Steps for Repairing Plaster Walls
- Start the project by cleaning up the crack with the utility knife. Look for compound, paint flakes, and other debris in the crack and scrape it out.
- Using the putty knife, apply a thin coat of joint compound to the crack. Start at the top of the crack and drag the compound down, pushing it into the crack as you go. Remove the excess compound by pulling the blade of the knife across the crack at an angle (not perpendicular to the crack).
- Apply mesh tape over the fresh compound. Starting at the top, lightly press the mesh tape into the bed of compound before using the putty knife to cut it at the bottom.
- Immediately apply a second coat of compound over the top of the mesh tape. Starting at the top of the tape, apply the compound and remove the excess. Wait 45 minutes to an hour so it can dry.
- Lightly sand the repair area to remove any high spots and ridges while also feathering the edges of the repair. Use the tack cloth to remove the dust.
- If the repair or crack is still visible, apply a third coat and feather the edges with sandpaper once dry.

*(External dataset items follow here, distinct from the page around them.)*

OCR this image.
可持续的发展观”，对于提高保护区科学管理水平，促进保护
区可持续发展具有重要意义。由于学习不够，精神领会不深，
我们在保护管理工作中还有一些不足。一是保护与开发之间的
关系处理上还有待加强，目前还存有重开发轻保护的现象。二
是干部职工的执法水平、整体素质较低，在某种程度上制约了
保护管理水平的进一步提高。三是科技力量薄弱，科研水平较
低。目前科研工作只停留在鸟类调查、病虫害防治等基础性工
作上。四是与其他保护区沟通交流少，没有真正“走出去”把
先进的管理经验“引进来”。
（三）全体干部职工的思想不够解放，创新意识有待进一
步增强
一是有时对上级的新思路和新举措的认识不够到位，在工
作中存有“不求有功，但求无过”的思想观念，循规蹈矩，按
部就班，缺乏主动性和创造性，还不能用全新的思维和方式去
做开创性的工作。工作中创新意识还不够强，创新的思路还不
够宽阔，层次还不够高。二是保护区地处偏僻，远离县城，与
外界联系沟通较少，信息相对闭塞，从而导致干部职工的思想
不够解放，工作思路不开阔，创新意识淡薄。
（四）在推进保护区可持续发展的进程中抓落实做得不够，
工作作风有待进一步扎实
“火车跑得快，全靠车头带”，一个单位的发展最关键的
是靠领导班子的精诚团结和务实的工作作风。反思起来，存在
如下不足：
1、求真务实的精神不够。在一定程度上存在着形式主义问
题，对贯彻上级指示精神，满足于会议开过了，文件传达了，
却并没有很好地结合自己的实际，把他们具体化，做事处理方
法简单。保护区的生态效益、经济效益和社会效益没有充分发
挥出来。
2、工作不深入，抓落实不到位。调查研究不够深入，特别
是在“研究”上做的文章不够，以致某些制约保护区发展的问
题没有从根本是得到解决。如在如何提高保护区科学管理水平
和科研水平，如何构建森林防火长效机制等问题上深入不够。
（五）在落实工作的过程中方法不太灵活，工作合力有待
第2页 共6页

How to Fix Small Cracks in Plaster
You can handle some small cracks with a two-coat process using a flexible patching compound, and there isn’t any sanding required.
- Ensure that the crack is free of debris by scraping the putty knife over the crack.
- Apply the flexible patching compound to the crack. Start at the top and work your way down, pushing the compound into the crack.
- It’s important to remove the excess patching compound as it’s not sandable. Drag the blade of the putty knife across the crack at an angle (again, not perpendicular). Ensure that there aren’t any high spots or mounds left behind before allowing the compound to dry for at least two hours.
- Once dry, apply a second coat of the flexible patching compound in the same manner as the first coat. Again, be sure that there aren’t any high spots or ridges left behind. Allow this coat to dry before painting.
- Old plaster walls and ceilings are made from two layers of plaster. The brown coat is applied over wood lath, strips that are nailed to the studs and spaced about ¼-inch apart to create keyways for the brown coat to grip.
- The finish coat is applied after the brown coat has hardened. The integrity of a plaster surface depends on the bond between the plaster and its wood lath. When the bond breaks, the plaster cracks.
Adhesives Can Also Do the Job Well
Rory Brennan, a Vermont-based plaster restoration expert, developed Big Wally’s Plaster Magic, a two-part adhesive, to reattach plaster without plaster washers.
- Using Big Wally’s is a matter of drilling a series of holes through the plaster on either side of the crack, stopping when you hit the lath.
- Then, vacuum out the dust and squirt the conditioner, a milky liquid, into the same holes. Old plaster will suck this stuff up like a sponge.
- Next, inject one full caulk-gun squeeze of the thicker adhesive into each hole, then temporarily clamp the plaster to the lath with drywall screws and big plastic washers. Neither the conditioner nor glue has any odor to speak of, and both wash up with water. The glue sets in a day or two.
- After it sets, back out the screws, pop off the washers, and fill the holes with joint compound.
- A quick skim coat of joint compound finishes the job.
A kit that includes everything you need to repair loose plaster costs a lot less than how much it would cost to remove that much plaster, haul it away, then hang and tape the wall or ceiling.
Where should I check for cracks in plaster?
One common place to check for cracks is above door jambs and windows. They are also common at joints between the drywall and plaster. Make sure to check for these types of cracks and repair them before doing any painting.
Why do cracks in plaster occur?
As the house settles, the walls start to shift slightly. This is because the materials behind the walls are constantly contracting and expanding, which can cause cracks.
Should I use joint compound or patching compound?
Joint compound is the best choice for larger cracks, and it should be used with materials to reinforce the joint, like mesh drywall tape. For small cracks, flexible patching compound is a good choice, because it will continue to move and flex with the other building materials.
Mauro shares the best techniques for patching and repairing cracks in plaster walls. His go-to material is a flexible patch compound, Sheetrock® Brand Dust Control Patch and Repair Compound, specifically used for stress cracks on the wall. Mauro also used fiberglass drywall tape 2″x 150′ (50mm x 45.72m) by Dynamic.